The rivalry between Rafael Nadal and Novak Djokovic was less than three years old when they met in the 2009 Monte Carlo Masters final. It was their 16th meeting and the third in the ATP final. Nadal claimed a 6-3, 2-6, 6-1 victory after a hard-fought battle that lasted two hours and 43 minutes, working hard for every point and securing his fifth consecutive title in the Principality.
Rafa extended his winning streak to 25 triumphs at this event and notched the 12th victory over Novak, the seventh on clay in as many clashes. Despite the fact he was yet to beat Nadal on the slowest surface, Djokovic became his most prominent rival on clay.
Novak challenged Rafa 12 months ago in Hamburg and Roland Garros and stayed in touch with the mighty Spaniard in the opening two sets a few weeks earlier in the Davis Cup. Novak gave his everything to end Rafa's Monte Carlo streak but could only win a set, losing ground in the decider against a more reliable player at that moment, both physically and mentally.
They pushed each other to the limits, with some 40 exchanges that reached the tenth-shot mark. Novak stayed in touch with Rafa there, showing his fantastic court coverage and groundstrokes of the highest order that always required an extra shot from Nadal.
The Spaniard had the advantage in the shortest and mid-range rallies but had to give his best to emerge as a winner, needing almost an hour to grab the final set despite just seven games! Nadal was more efficient behind the first and second serve, getting broken five times and stealing the rival's serve on seven occasions to forge the decisive advantage that carried him home.

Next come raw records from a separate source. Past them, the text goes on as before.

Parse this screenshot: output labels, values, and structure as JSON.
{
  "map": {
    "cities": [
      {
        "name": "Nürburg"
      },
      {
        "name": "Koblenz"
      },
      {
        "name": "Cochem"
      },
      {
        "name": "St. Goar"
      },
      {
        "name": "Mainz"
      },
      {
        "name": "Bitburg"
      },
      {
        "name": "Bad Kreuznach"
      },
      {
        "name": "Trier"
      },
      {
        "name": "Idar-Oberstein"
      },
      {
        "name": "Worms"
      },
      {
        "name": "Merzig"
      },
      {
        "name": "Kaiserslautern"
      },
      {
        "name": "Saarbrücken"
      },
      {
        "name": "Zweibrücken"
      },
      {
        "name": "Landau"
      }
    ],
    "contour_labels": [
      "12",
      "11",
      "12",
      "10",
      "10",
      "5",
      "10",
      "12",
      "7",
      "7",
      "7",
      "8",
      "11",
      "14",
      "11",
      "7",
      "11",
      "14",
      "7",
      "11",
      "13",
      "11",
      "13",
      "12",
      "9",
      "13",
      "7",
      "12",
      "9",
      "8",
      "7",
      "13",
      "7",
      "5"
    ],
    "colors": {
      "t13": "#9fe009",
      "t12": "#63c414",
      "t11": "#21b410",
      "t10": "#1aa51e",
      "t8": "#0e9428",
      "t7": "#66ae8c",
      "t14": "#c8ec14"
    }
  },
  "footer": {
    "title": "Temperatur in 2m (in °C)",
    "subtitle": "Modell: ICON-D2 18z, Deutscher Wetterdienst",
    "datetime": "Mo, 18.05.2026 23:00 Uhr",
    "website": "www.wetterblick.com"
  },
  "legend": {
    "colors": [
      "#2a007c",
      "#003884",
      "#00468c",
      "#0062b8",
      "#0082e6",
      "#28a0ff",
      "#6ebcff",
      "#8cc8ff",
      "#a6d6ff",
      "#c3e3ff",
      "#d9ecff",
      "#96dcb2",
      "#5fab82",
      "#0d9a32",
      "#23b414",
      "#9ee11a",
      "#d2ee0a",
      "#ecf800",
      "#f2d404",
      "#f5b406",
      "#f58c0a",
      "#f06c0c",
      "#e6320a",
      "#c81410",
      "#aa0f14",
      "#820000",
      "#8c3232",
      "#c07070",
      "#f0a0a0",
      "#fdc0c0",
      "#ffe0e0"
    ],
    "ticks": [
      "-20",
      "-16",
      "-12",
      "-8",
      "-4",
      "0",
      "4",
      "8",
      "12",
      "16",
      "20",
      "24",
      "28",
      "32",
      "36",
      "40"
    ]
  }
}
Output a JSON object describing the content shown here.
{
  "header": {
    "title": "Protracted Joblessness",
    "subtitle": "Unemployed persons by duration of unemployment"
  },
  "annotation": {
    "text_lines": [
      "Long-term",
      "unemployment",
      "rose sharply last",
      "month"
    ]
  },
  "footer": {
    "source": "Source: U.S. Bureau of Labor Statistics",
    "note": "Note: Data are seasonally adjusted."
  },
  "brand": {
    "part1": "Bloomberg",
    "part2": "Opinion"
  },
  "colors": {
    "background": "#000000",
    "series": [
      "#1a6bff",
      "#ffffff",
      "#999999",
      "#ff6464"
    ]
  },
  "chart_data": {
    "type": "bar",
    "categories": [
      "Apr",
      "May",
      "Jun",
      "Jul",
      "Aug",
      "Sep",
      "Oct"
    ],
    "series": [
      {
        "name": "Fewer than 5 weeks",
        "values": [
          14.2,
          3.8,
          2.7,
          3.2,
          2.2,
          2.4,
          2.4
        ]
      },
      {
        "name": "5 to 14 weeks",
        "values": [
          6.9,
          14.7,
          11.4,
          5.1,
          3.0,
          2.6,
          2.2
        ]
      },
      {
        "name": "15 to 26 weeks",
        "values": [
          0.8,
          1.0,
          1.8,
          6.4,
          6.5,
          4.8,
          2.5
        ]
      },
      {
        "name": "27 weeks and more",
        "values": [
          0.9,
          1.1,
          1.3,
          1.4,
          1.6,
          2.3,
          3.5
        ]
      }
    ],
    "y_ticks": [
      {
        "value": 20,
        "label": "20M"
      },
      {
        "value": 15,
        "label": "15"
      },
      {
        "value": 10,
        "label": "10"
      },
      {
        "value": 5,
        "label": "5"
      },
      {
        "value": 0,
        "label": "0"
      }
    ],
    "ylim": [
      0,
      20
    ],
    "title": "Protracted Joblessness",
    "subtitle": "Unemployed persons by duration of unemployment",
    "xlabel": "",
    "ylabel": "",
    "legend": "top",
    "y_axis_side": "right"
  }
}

Novak tried to be aggressive, rushing to the net and imposing his shots that came at the price of almost 50 unforced errors. Djokovic wasted a game point at the beginning of the duel, and Rafa broke him with a backhand crosscourt winner for a perfect start.
The Spaniard lost serve in the next game after a loose backhand that landed long.
Rafael Nadal overpowered Novak Djokovic in the 2009 Monte Carlo final.
The match developed into an open war right from the initial games, and it took 26 minutes to complete the first four.
Novak forged a 3-1 advantage after two breaks of serve on his tally. Nadal erased the deficit instantly after stealing Djokovic's serve at love, and he held in game six thanks to a backhand crosscourt winner to level the score at 3-3.
The momentum was on his side again, and he converted the fourth break chance in game seven after over ten minutes. The Spaniard closed the next one at love for a 5-3 lead. Djokovic lost the ground completely following that early lead, dropping serve again to hand the set to his rival after grueling 58 minutes.
The Serb was there to compete, kicking off set number two with a break after a fantastic 36-stroke rally that made the crowd erupt in joy. Leading 2-1, Djokovic repelled three break chances to jump into a 3-1 lead with a smash winner.
He put himself in an excellent position to claim the set when Nadal sprayed a forehand error in the next game to open a 4-1 advantage. Djokovic served well throughout the set and clinched it with an ace at 5-2 to accumulate positive vibes and gather a boost ahead of the decider.
The pivotal moment of the entire final came in the decider's first game. Rafa saved a break chance with a breathtaking 39-shot exchange that sent Novak down to his knees, followed by another break point denied with a service winner.
Djokovic could not return serve on his third break opportunity, and the Spaniard held with a forehand winner after 13 minutes. Novak lost focus and suffered a break in the next game after squandering a few game points, sending a forehand long and smashing the ball far away from the court in anger.
The third game lasted over ten minutes, and Novak converted his third break opportunity to erase the deficit and return to the positive side of the scoreboard. The Serb did not stay on the winning track for too long, though, as Nadal broke again in game four to increase the advantage to 3-1.
A perfect hold at love pushed the Spaniard 4-1 up, sealing it with an ace down the T line and leaving Novak with nothing left in the tank. In the sixth game, the Serb hit a double fault to find himself 5-1 down, and Nadal wrapped up the triumph with another hold at love to celebrate the fifth straight Monte Carlo crown.
The last three games lasted only 12 minutes, and if they were a bit longer, the match would have passed the three-hour mark. That illustrates how close the encounter was until the decider's second part, when Rafa took charge to bring it home.